Алкивиад терпеть не мог своего зятя, хотя жил у него в доме, никогда с ним не спорил и занимал иногда по молодости у него деньги. Но у толстого Гайдар-эффенди был двоюродный брат Александр -Астрапидес.
Он был еще молод, хотя и много постарше Алкивиада, и славился красноречием, умом, отвагой и красотой. Астрапидес подружился с Алкивиадом и докончил то, что начала сестра. Из руссофила молодой студент постепенно стал пылким приверженцем английской партии.
И точно, Астрапидес был увлекателен и даровит.
Красивая наружность его была такова, что встретить его в горах с глазу на глаз и не зная, кто он, едва ли было приятно и храброму человеку.
Казалось, модный фрак, лакированные сапоги и французские перчатки его были на нем не одеждой, а лишь минутным костюмом необходимости, и, когда он взглядывал своим взглядом и блестящим, и любезным, по нужде и свирепым, когда его недобрая душа просилась наружу, казалось, что спадут с него сейчас и модный фрак, и перчатки, и шляпа… и вместо оратора и светского человека предстанет пред смущенным собеседником неукротимый и алчный горец в фустанелле, забрызганной кровью… и положит руку на золотой пояс, за которым уже сверкает ятаган.
И борода у Астрапидеса была густая, чорная, и походка отважная, и голос громкий, и рост высокий. Алкивиада он любил, однако, искренно, и при встречах с ним и взгляд его становился благодушнее, и голос ласковее, и шутки его с Алкивиадом были шутки брата, а не коварного приятеля.
Астрапидес перепробовал с ранних лет свои силы на разных поприщах. Был военным, был депутатом, издавал два раза журнал, статьи писал всегда, и писал прекрасно, сильно и без всяких украшений риторства. Впав в одно время в нужду, вследствие того, что в течение двух, трех месяцев пало, одно за другим, до пяти министерств, он не побрезгал торговать макаронами и канатами.

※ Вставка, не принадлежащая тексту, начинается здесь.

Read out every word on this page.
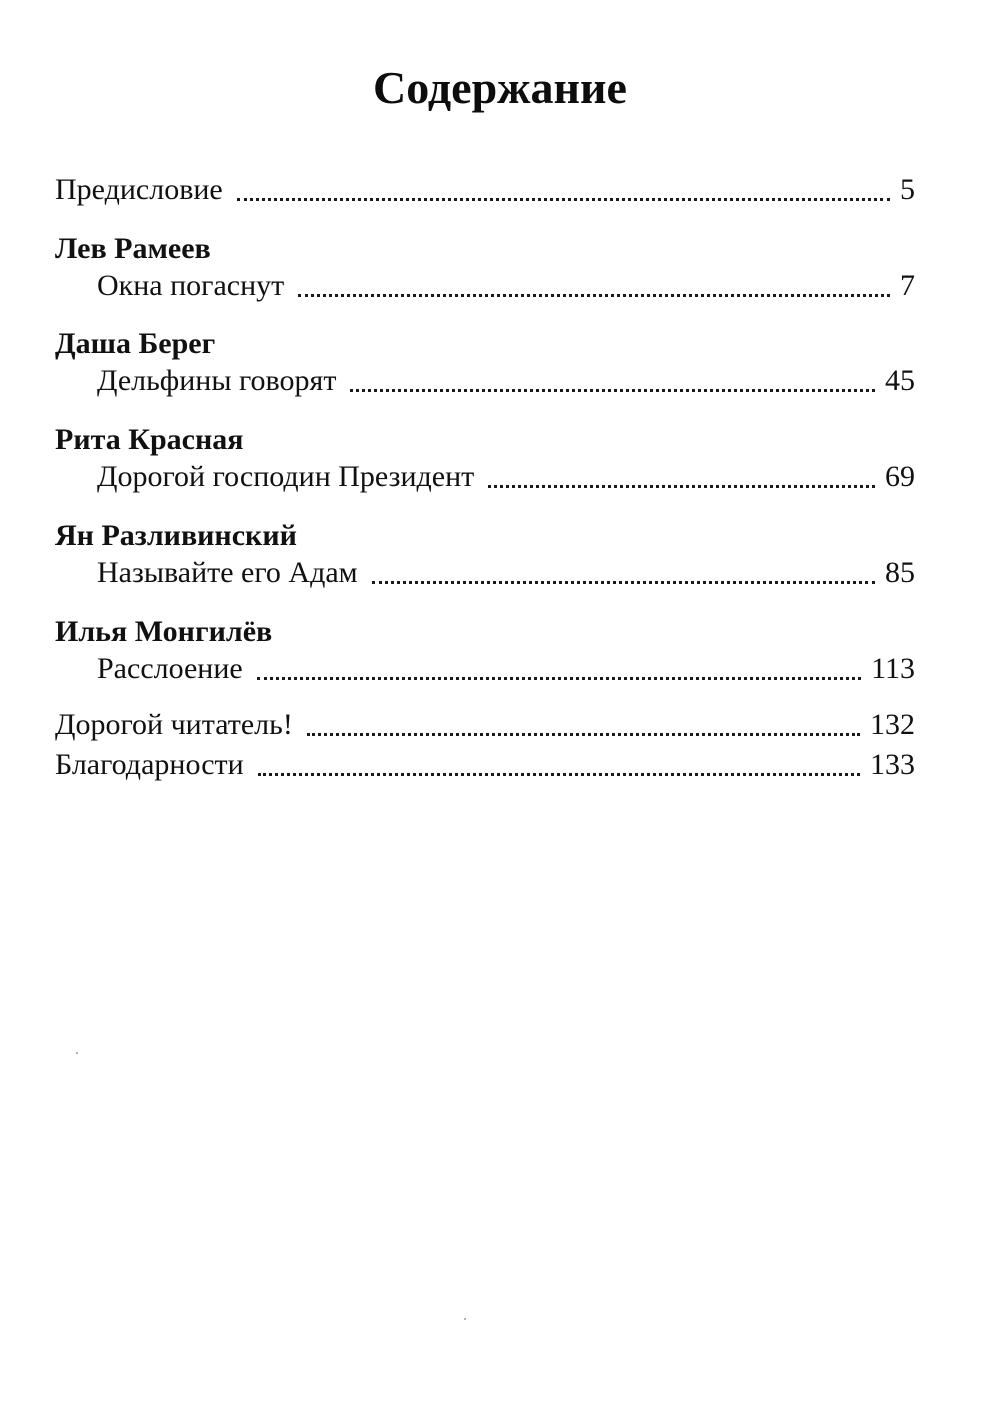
Содержание
Предисловие	5
Лев Рамеев
Окна погаснут	7
Даша Берег
Дельфины говорят	45
Рита Красная
Дорогой господин Президент	69
Ян Разливинский
Называйте его Адам	85
Илья Монгилёв
Расслоение	113
Дорогой читатель!	132
Благодарности	133
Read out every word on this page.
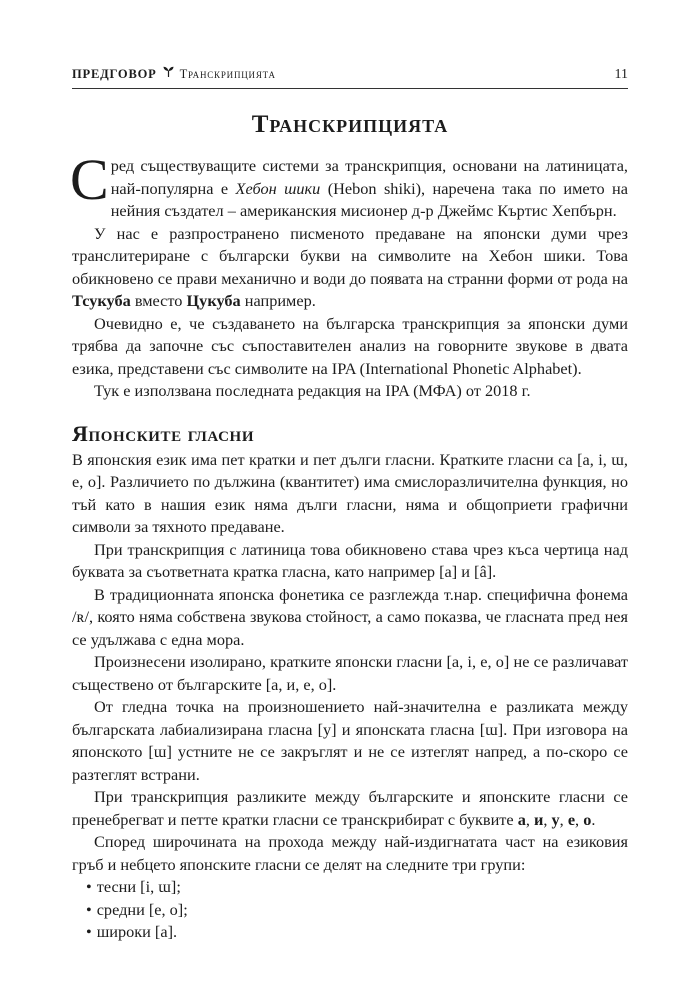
ПРЕДГОВОР Транскрипцията	11
Транскрипцията

Сред съществуващите системи за транскрипция, основани на латиницата, най-популярна е Хебон шики (Hebon shiki), наречена така по името на нейния създател – американския мисионер д-р Джеймс Къртис Хепбърн.

У нас е разпространено писменото предаване на японски думи чрез транслитериране с български букви на символите на Хебон шики. Това обикновено се прави механично и води до появата на странни форми от рода на Тсукуба вместо Цукуба например.

Очевидно е, че създаването на българска транскрипция за японски думи трябва да започне със съпоставителен анализ на говорните звукове в двата езика, представени със символите на IPA (International Phonetic Alphabet).

Тук е използвана последната редакция на IPA (МФА) от 2018 г.

Японските гласни

В японския език има пет кратки и пет дълги гласни. Кратките гласни са [a, i, ɯ, e, o]. Различието по дължина (квантитет) има смислоразличителна функция, но тъй като в нашия език няма дълги гласни, няма и общоприети графични символи за тяхното предаване.

При транскрипция с латиница това обикновено става чрез къса чертица над буквата за съответната кратка гласна, като например [a] и [â].

В традиционната японска фонетика се разглежда т.нар. специфична фонема /ʀ/, която няма собствена звукова стойност, а само показва, че гласната пред нея се удължава с една мора.

Произнесени изолирано, кратките японски гласни [a, i, e, o] не се различават съществено от българските [a, и, e, o].

От гледна точка на произношението най-значителна е разликата между българската лабиализирана гласна [у] и японската гласна [ɯ]. При изговора на японското [ɯ] устните не се закръглят и не се изтеглят напред, а по-скоро се разтеглят встрани.

При транскрипция разликите между българските и японските гласни се пренебрегват и петте кратки гласни се транскрибират с буквите а, и, у, е, о.

Според широчината на прохода между най-издигнатата част на езиковия гръб и небцето японските гласни се делят на следните три групи:

• тесни [i, ɯ];
• средни [e, o];
• широки [a].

Он принимал участие в движении против короля Отгона тогда, когда еще такое участие было очень опасно, когда еще не знал никто, что это рискованная игра кончится так легко и просто…
Астрапидес в последнее время стал приверженцем Англии и в статьях своих, и в самых секретных разговорах своих с друзьями.
В последнее время, после неудачных исходов критского восстания, он понемногу стал прибавлять к англомании и свою новую мысль о сближении Эллады с Турцией, для совокупного действия против ‘всесокрушающего потока панславизма’. Вся прошедшая история новой Греции была для него заблуждением и несчастием. Он оправдывал Мавромихали в убийстве Каподистрии, порицал охотников-греков, которые сражались за русских в Крыму, проклинал Россию за ее непрошенную дружбу и услуги, которые заслужили в Греции название русской батареи, направленной против Турции и Европы.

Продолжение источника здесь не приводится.